“Before very long I discovered the true situation. Nardini had met and fallen violently in love with his secretary’s niece, while Gavazzi himself was contemplating that, by such a marriage, he himself would reap considerable benefit. Though much older than Alice, Nardini was a pleasant companion, and occupying as he did one of the highest positions in the kingdom, it was but natural that she should be flattered by his attentions. I, however, who had watched closely and heard certain facts from my father, knew well that the pleasant exterior only concealed a character that was cruel, dishonest, and utterly unscrupulous. The motive of my father’s friendship with Nardini was, I regret to admit it, no doubt a dishonest one, while he, on his part, with clever cunning intended eventually to make use of my father in certain blackmailing operations which he contemplated.

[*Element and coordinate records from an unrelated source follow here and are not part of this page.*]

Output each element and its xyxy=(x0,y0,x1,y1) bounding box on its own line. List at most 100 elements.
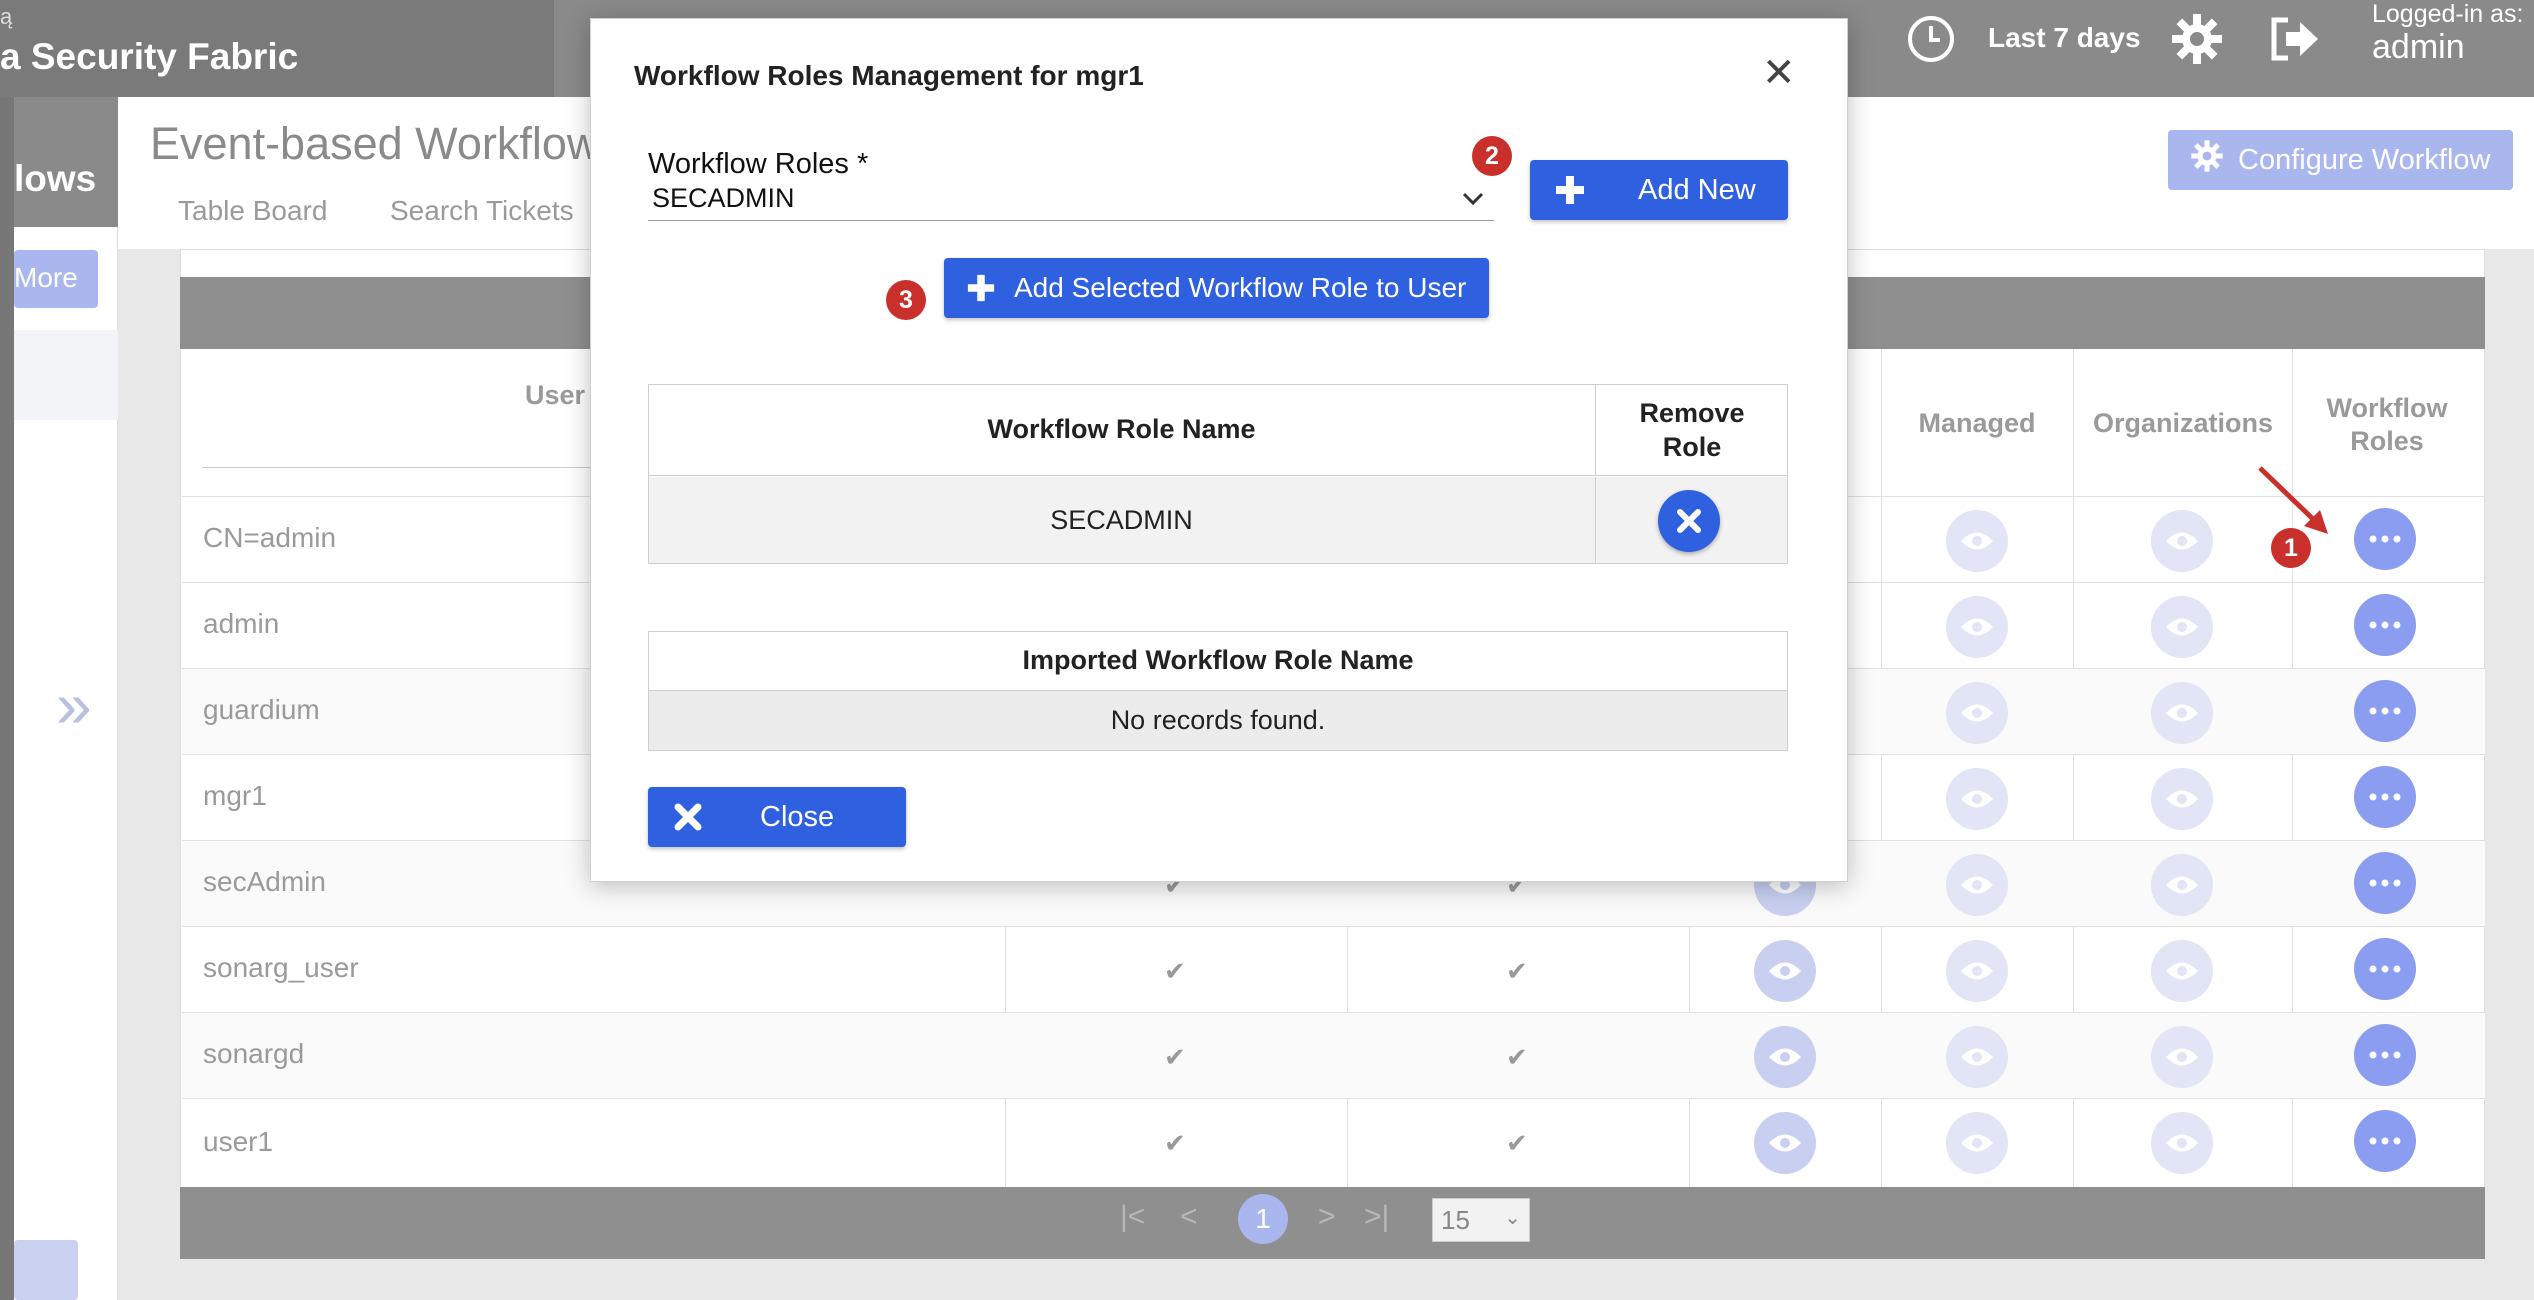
current-page-button[interactable]: 1 xyxy=(1238,1194,1288,1244)
check-icon: ✔ xyxy=(1164,1128,1186,1158)
eye-icon[interactable] xyxy=(1946,854,2008,916)
plus-icon xyxy=(966,273,996,303)
column-header-role-name: Workflow Role Name xyxy=(648,384,1596,476)
first-page-icon[interactable]: |< xyxy=(1120,1200,1145,1234)
step-badge-1: 1 xyxy=(2271,528,2311,568)
brand-top-text: ą xyxy=(0,4,13,29)
gear-icon[interactable] xyxy=(2170,12,2224,71)
side-panel-item[interactable] xyxy=(14,330,118,420)
check-icon: ✔ xyxy=(1506,1042,1528,1072)
column-header-workflow-roles-line2: Roles xyxy=(2350,426,2424,456)
tab-search-tickets[interactable]: Search Tickets xyxy=(390,195,574,227)
eye-icon[interactable] xyxy=(2151,854,2213,916)
eye-icon[interactable] xyxy=(2151,1112,2213,1174)
row-username: user1 xyxy=(203,1126,274,1157)
eye-icon[interactable] xyxy=(1946,940,2008,1002)
close-button[interactable]: Close xyxy=(648,787,906,847)
next-page-icon[interactable]: > xyxy=(1318,1200,1336,1234)
gear-icon xyxy=(2190,139,2224,181)
eye-icon[interactable] xyxy=(1946,1026,2008,1088)
eye-icon[interactable] xyxy=(2151,682,2213,744)
check-icon: ✔ xyxy=(1164,956,1186,986)
side-panel-title: lows xyxy=(14,158,97,199)
ellipsis-icon[interactable] xyxy=(2354,938,2416,1000)
table-row[interactable] xyxy=(182,1012,2485,1098)
ellipsis-icon[interactable] xyxy=(2354,594,2416,656)
logout-icon[interactable] xyxy=(2268,14,2322,69)
row-username: secAdmin xyxy=(203,866,326,897)
step-badge-2: 2 xyxy=(1472,136,1512,176)
left-edge-strip xyxy=(0,97,14,1300)
empty-records-message: No records found. xyxy=(649,691,1787,750)
side-panel-bottom-button[interactable] xyxy=(14,1240,78,1300)
column-header-workflow-roles[interactable]: Workflow Roles xyxy=(2292,392,2482,458)
page-size-value: 15 xyxy=(1441,1205,1470,1235)
ellipsis-icon[interactable] xyxy=(2354,1024,2416,1086)
plus-icon xyxy=(1554,174,1586,206)
table-row[interactable] xyxy=(182,926,2485,1012)
add-selected-role-label: Add Selected Workflow Role to User xyxy=(1014,272,1467,303)
column-divider xyxy=(1881,349,1882,499)
row-username: sonargd xyxy=(203,1038,305,1069)
add-new-button[interactable]: Add New xyxy=(1530,160,1788,220)
chevron-down-icon: ⌄ xyxy=(1504,1207,1521,1229)
eye-icon[interactable] xyxy=(1946,768,2008,830)
eye-icon[interactable] xyxy=(2151,940,2213,1002)
eye-icon[interactable] xyxy=(2151,768,2213,830)
check-icon: ✔ xyxy=(1506,1128,1528,1158)
brand-name[interactable]: a Security Fabric xyxy=(0,36,298,78)
configure-workflow-label: Configure Workflow xyxy=(2238,143,2491,176)
add-selected-role-button[interactable]: Add Selected Workflow Role to User xyxy=(944,258,1489,318)
check-icon: ✔ xyxy=(1506,956,1528,986)
page-size-select[interactable]: 15 ⌄ xyxy=(1432,1198,1530,1242)
column-header-managed[interactable]: Managed xyxy=(1884,408,2070,439)
eye-icon[interactable] xyxy=(1946,510,2008,572)
more-button[interactable]: More xyxy=(14,250,98,308)
eye-icon[interactable] xyxy=(1754,1026,1816,1088)
step-badge-3: 3 xyxy=(886,280,926,320)
column-header-imported-role-name: Imported Workflow Role Name xyxy=(648,631,1788,691)
column-header-organizations[interactable]: Organizations xyxy=(2075,408,2291,439)
tab-table-board[interactable]: Table Board xyxy=(178,195,327,227)
workflow-roles-selected-value[interactable]: SECADMIN xyxy=(652,183,795,214)
double-chevron-right-icon[interactable]: » xyxy=(56,668,92,742)
dialog-title: Workflow Roles Management for mgr1 xyxy=(634,60,1144,91)
eye-icon[interactable] xyxy=(1754,940,1816,1002)
ellipsis-icon[interactable] xyxy=(2354,1110,2416,1172)
page-title: Event-based Workflow xyxy=(150,118,600,169)
last-page-icon[interactable]: >| xyxy=(1364,1200,1389,1234)
chevron-down-icon[interactable] xyxy=(1462,182,1484,213)
row-username: guardium xyxy=(203,694,320,725)
check-icon: ✔ xyxy=(1164,1042,1186,1072)
remove-role-header-line1: Remove xyxy=(1639,397,1745,428)
time-range-label[interactable]: Last 7 days xyxy=(1988,22,2141,54)
times-circle-icon[interactable] xyxy=(1658,490,1720,552)
row-username: mgr1 xyxy=(203,780,267,811)
previous-page-icon[interactable]: < xyxy=(1180,1200,1198,1234)
logged-in-label: Logged-in as: xyxy=(2372,0,2524,28)
ellipsis-icon[interactable] xyxy=(2354,766,2416,828)
eye-icon[interactable] xyxy=(1946,682,2008,744)
eye-icon[interactable] xyxy=(1946,1112,2008,1174)
ellipsis-icon[interactable] xyxy=(2354,508,2416,570)
column-header-remove-role: Remove Role xyxy=(1596,384,1788,476)
close-icon xyxy=(674,803,702,831)
row-username: admin xyxy=(203,608,280,639)
role-name-cell: SECADMIN xyxy=(648,477,1596,563)
ellipsis-icon[interactable] xyxy=(2354,680,2416,742)
row-username: sonarg_user xyxy=(203,952,359,983)
eye-icon[interactable] xyxy=(1754,1112,1816,1174)
table-row[interactable] xyxy=(182,1098,2485,1187)
ellipsis-icon[interactable] xyxy=(2354,852,2416,914)
user-filter-underline xyxy=(202,467,602,468)
eye-icon[interactable] xyxy=(2151,596,2213,658)
eye-icon[interactable] xyxy=(2151,510,2213,572)
column-header-workflow-roles-line1: Workflow xyxy=(2326,393,2448,423)
configure-workflow-button[interactable]: Configure Workflow xyxy=(2168,130,2513,190)
eye-icon[interactable] xyxy=(1946,596,2008,658)
clock-icon[interactable] xyxy=(1906,14,1956,69)
close-icon[interactable]: ✕ xyxy=(1762,50,1796,96)
eye-icon[interactable] xyxy=(2151,1026,2213,1088)
logged-in-user[interactable]: admin xyxy=(2372,28,2465,67)
row-username: CN=admin xyxy=(203,522,337,553)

There was no limit to Nardini’s ingenuity or power. Rich and poor alike knew him to be cruel and heartless. He somehow learnt the truth regarding my father, and desired to get me also into his power. There was no charge he could make against me, therefore he resorted to a fiendish conspiracy which was characteristic of the man.

“Late one afternoon last April I was crossing the Piazza di Spagna in Rome when I was stopped by two police agents who asked me to accompany them to the Questura, where, to my speechless amazement, a cruel and wicked charge was made against me. I was accused of robbing a commercial traveller of Milan of a portfolio containing eighteen thousand francs! At first I laughed in the Commissary’s face, but when, an hour later, the Italian, a man whom I had never before seen in my life, was brought and identified me, I was stupefied. The charge was infamous. It was against my honour! The man, a loudly dressed person of Hebrew type, stated that on the previous evening he was in the Café Colonna and spoke to me. He afterwards invited me to dinner at Bordoni’s, in the Via Nazionale, and after we parted he found that his portfolio had been stolen. A waiter at Bordoni’s also identified me, and an agent of police also declared that I was known to them. The whole charge was false, and I stood speechless when I heard their disgraceful accusations. I had never been in either the Colonna or in Bordoni’s in all my life. Yet there was still something more extraordinary to follow. The detectives went to our apartments, and, having searched, found the empty portfolio concealed at the bottom of a drawer in my room. I saw at once that it was the work of some secret enemy. Yet who had done it was, to me, a complete enigma.

“I at once wrote a line of appeal to His Excellency explaining that the police had made a terrible mistake. At first he regretted that he could not assist me, but after a second appeal he sent a line to the Questore, or chief of police, giving me my liberty until my trial, which is to take place at the assizes next November. I at once went to Nardini and asked him to speak the truth—namely, that on the evening in question I was at the Villa Verde at Tivoli, where I had gone on a message to him from my father and had found him there alone. But he refused to make this statement, ostensibly because he did not wish the fact known that he had received a lady visitor alone, but in reality because he himself had trumped up the whole of the infamous charge against me.

“To my chagrin, also, I found that Lieutenant Shacklock—as Gordon-Wright was known in Rome—knew of the charge. He was an intimate friend of my father’s, but a man utterly without principle. I had to beg him not to tell my father. For Nardini, who had so many creatures in his pay, such an allegation was so very easy. As I afterwards established, the portfolio was placed in my drawer by a man who entered on pretence of examining the electric light. Nardini’s object was to hold me in his power, to compel me to do his bidding, and assist in certain schemes he was contemplating before his fall. Surely it was the gravest charge that could have been made against a woman. It touched my honour, and that is the reason why when he fled I followed post-haste here to beg of him to say the word which must put an end to the proceedings pending against me. But, although I was successful in tracing him here, alas! I was too late. He died without clearing my honour, and on the third of November the charge against me will be heard by the Tribunal. How, now, can I hope to escape an unjust condemnation?”

“Why didn’t you make this explanation before?” I asked. “I might have assisted you to clear yourself.”

“How could I while Gordon-Wright lived? He was present in our apartment when the police found the portfolio, and even though Nardini might have caused the accusation to have been withdrawn he would have still been a witness against me.”

“But you knew who and what he was?”

“Not at that time. I only knew that he was a great friend of my father’s and lived at the Grand Hotel. But in looking through my father’s private letters I have learned the ghastly truth—that he and Himes who were such constant visitors to our flat, both in Rome, Leghorn, or in fact anywhere where we took up our abode, were expert thieves working under my father’s directions. True, I held both of them in dislike, but I never dreamed that living apart, Shacklock at the Grand and Himes at the Quirinale, they were in such active accord.”

“Then this charge against you will be made in Rome in November?” Sammy said, addressing her for the first time.

“Yes,” she sighed despairingly. “I shall be condemned in my absence, for how can I now hope to prove that I am innocent—that I was not even in Rome on that evening?”